Dépistage Sida: Une personne sur deux en Afrique ne connait pas son statut (TROIS QUESTIONS)

Trente-cinq ans après le début de l’épidémie de sida, une personne sur deux en Afrique subsaharienne « ne connait pas son statut VIH », souligne Joseph Larmarange, démographe en santé publique à l’Institut de recherche pour le développement (IRD).

Le dépistage est toujours insuffisant en Afrique de l’ 0uest et du centre, selon le démographe français qui a présenté une étude* sur le sujet à la 19e Conférence internationale sur le sida et les infections sexuellement transmissibles en Afrique (ICASA), qui se tient à Abidjan du 4 au 9 décembre.

Question : Pourquoi le dépistage est-il toujours un défi en Afrique de l’Ouest et du centre ?

Réponse : Le dépistage, c’est la pierre angulaire de la réponse à la lutte contre le sida, puisqu’une fois que les personnes sont dépistées, si elles sont positives, on peut les orienter vers une prise en charge médicale et un traitement, et si elles sont négatives, vers les actions de prévention.

Aujourd’hui plus d’une personne sur deux en Afrique subsaharienne et surtout en Afrique de l’Ouest et centrale ne connait pas son statut VIH. On sait qu’en Côte d’Ivoire 40% des femmes et 60% des hommes n’ont jamais encore fait de test au cours de leur vie ».

« Pourquoi ce retard ? Parce que l’Afrique de l’Ouest a reçu moins d’attention que l’Afrique de l’Est et australe, où l’épidémie est plus importante.

En Afrique de l’Ouest, l’épidémie est limitée dans la population générale, avec une prévalence de 1 à 2,5%, mais concentrée sur des groupes à risques, les travailleurs/travailleuses du sexe, les hommes qui ont des rapports sexuels avec d’autres hommes et les usagers de drogue. La difficulté, c’est comment toucher les personnes les plus à risque.

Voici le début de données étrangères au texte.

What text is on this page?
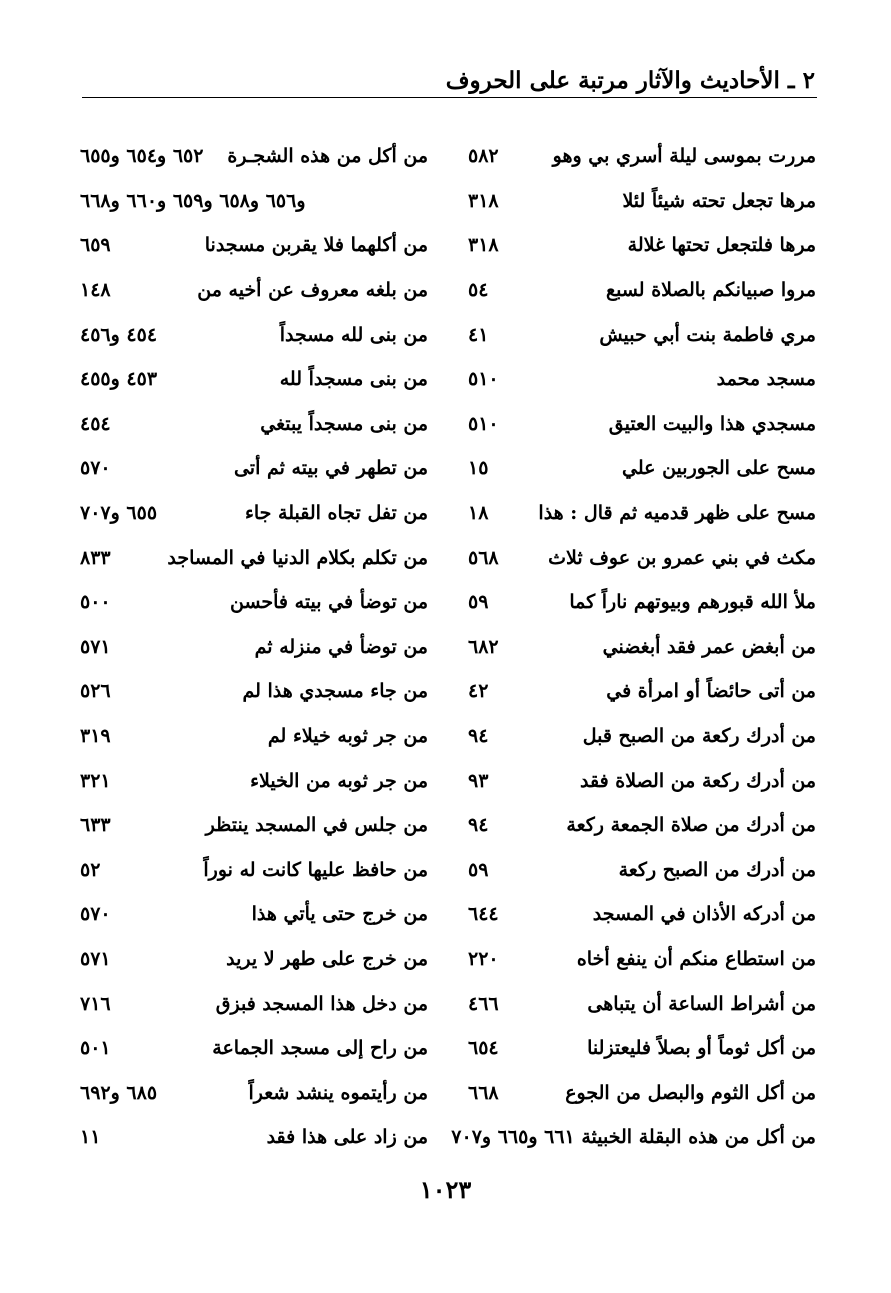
٢ ـ الأحاديث والآثار مرتبة على الحروف
مررت بموسى ليلة أسري بي وهو
٥٨٢
مرها تجعل تحته شيئاً لئلا
٣١٨
مرها فلتجعل تحتها غلالة
٣١٨
مروا صبيانكم بالصلاة لسبع
٥٤
مري فاطمة بنت أبي حبيش
٤١
مسجد محمد
٥١٠
مسجدي هذا والبيت العتيق
٥١٠
مسح على الجوربين علي
١٥
مسح على ظهر قدميه ثم قال : هذا
١٨
مكث في بني عمرو بن عوف ثلاث
٥٦٨
ملأ الله قبورهم وبيوتهم ناراً كما
٥٩
من أبغض عمر فقد أبغضني
٦٨٢
من أتى حائضاً أو امرأة في
٤٢
من أدرك ركعة من الصبح قبل
٩٤
من أدرك ركعة من الصلاة فقد
٩٣
من أدرك من صلاة الجمعة ركعة
٩٤
من أدرك من الصبح ركعة
٥٩
من أدركه الأذان في المسجد
٦٤٤
من استطاع منكم أن ينفع أخاه
٢٢٠
من أشراط الساعة أن يتباهى
٤٦٦
من أكل ثوماً أو بصلاً فليعتزلنا
٦٥٤
من أكل الثوم والبصل من الجوع
٦٦٨
من أكل من هذه البقلة الخبيثة ٦٦١ و٦٦٥ و٧٠٧
من أكل من هذه الشجـرة
٦٥٢ و٦٥٤ و٦٥٥
و٦٥٦ و٦٥٨ و٦٥٩ و٦٦٠ و٦٦٨
من أكلهما فلا يقربن مسجدنا
٦٥٩
من بلغه معروف عن أخيه من
١٤٨
من بنى لله مسجداً
٤٥٤ و٤٥٦
من بنى مسجداً لله
٤٥٣ و٤٥٥
من بنى مسجداً يبتغي
٤٥٤
من تطهر في بيته ثم أتى
٥٧٠
من تفل تجاه القبلة جاء
٦٥٥ و٧٠٧
من تكلم بكلام الدنيا في المساجد
٨٣٣
من توضأ في بيته فأحسن
٥٠٠
من توضأ في منزله ثم
٥٧١
من جاء مسجدي هذا لم
٥٢٦
من جر ثوبه خيلاء لم
٣١٩
من جر ثوبه من الخيلاء
٣٢١
من جلس في المسجد ينتظر
٦٣٣
من حافظ عليها كانت له نوراً
٥٢
من خرج حتى يأتي هذا
٥٧٠
من خرج على طهر لا يريد
٥٧١
من دخل هذا المسجد فبزق
٧١٦
من راح إلى مسجد الجماعة
٥٠١
من رأيتموه ينشد شعراً
٦٨٥ و٦٩٢
من زاد على هذا فقد
١١
١٠٢٣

Les stratégies de dépistage adoptées jusque là ont-elles été pertinentes ?

Plusieurs stratégies ont été mises en place dans la région, comme le dépistage communautaire pour cibler les groupes les plus exposés, avec des acteurs qui vont sur le terrain au contact des personnes. Suivant les pays, on a ce qu’on appelle un test rapide qui se fait au bout du doigt et qui permet de dépister directement à l’endroit où l’on est.

Mais les acteurs communautaires ne sont pas tous formés à faire ce dépistage, il y a là un retard à rattraper.

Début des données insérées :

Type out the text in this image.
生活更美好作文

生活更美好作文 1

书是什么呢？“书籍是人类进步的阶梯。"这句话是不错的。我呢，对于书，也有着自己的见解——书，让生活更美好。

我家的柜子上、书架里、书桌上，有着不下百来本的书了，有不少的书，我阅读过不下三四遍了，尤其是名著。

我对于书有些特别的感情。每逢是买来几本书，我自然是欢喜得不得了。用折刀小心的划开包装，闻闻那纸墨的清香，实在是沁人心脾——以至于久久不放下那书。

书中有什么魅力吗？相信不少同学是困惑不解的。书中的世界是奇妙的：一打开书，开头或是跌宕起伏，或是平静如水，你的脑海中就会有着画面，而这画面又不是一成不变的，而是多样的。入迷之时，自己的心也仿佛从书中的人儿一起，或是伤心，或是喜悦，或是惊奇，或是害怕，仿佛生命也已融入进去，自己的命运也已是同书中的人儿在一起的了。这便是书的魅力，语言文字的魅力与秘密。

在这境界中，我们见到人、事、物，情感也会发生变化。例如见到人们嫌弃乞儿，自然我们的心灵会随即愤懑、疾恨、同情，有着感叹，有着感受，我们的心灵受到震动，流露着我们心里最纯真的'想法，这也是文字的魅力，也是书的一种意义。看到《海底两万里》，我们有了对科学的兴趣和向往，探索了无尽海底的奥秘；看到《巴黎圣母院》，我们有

Le dépistage systématique dans toutes les consultations médicales, prôné à une époque par l’Organisation mondiale de la santé, reste limité en pratique, à cause des réticences des personnels soignants et de la lourdeur du dispositif. Seulement une personne sur cinq se le voit proposer lors d’une consultation de médecine générale.

Même lors des consultations spécifiques pour des infections sexuellement transmissibles, trois quarts des personnes ne se sont pas vu proposer un dépistage. Lors des consultations prénatales, un quart des femmes ne se voit pas proposer de test, ni non plus deux tiers des hommes qui accompagnent leurs femmes. C’est ce que montre notre étude en Côte d’Ivoire.

Quelles nouvelles stratégies adopter ?

Il va falloir rendre le dépistage accessible de plein de manières différentes. Il faut d’une part toujours garantir le dépistage volontaire qui est à la traine aujourd’hui, c’est-à-dire que, quand quelqu’un veut faire un test, il puisse le faire facilement.

On sait qu’il va falloir améliorer la proposition de test dans les consultations médicales mais peut être en ciblant sur des consultations spécifiques.

Par ailleurs il faut toujours renforcer l’activité communautaire pour les populations plus difficiles d’accès, mais même là il y a plein de gens qu’on ne voit pas.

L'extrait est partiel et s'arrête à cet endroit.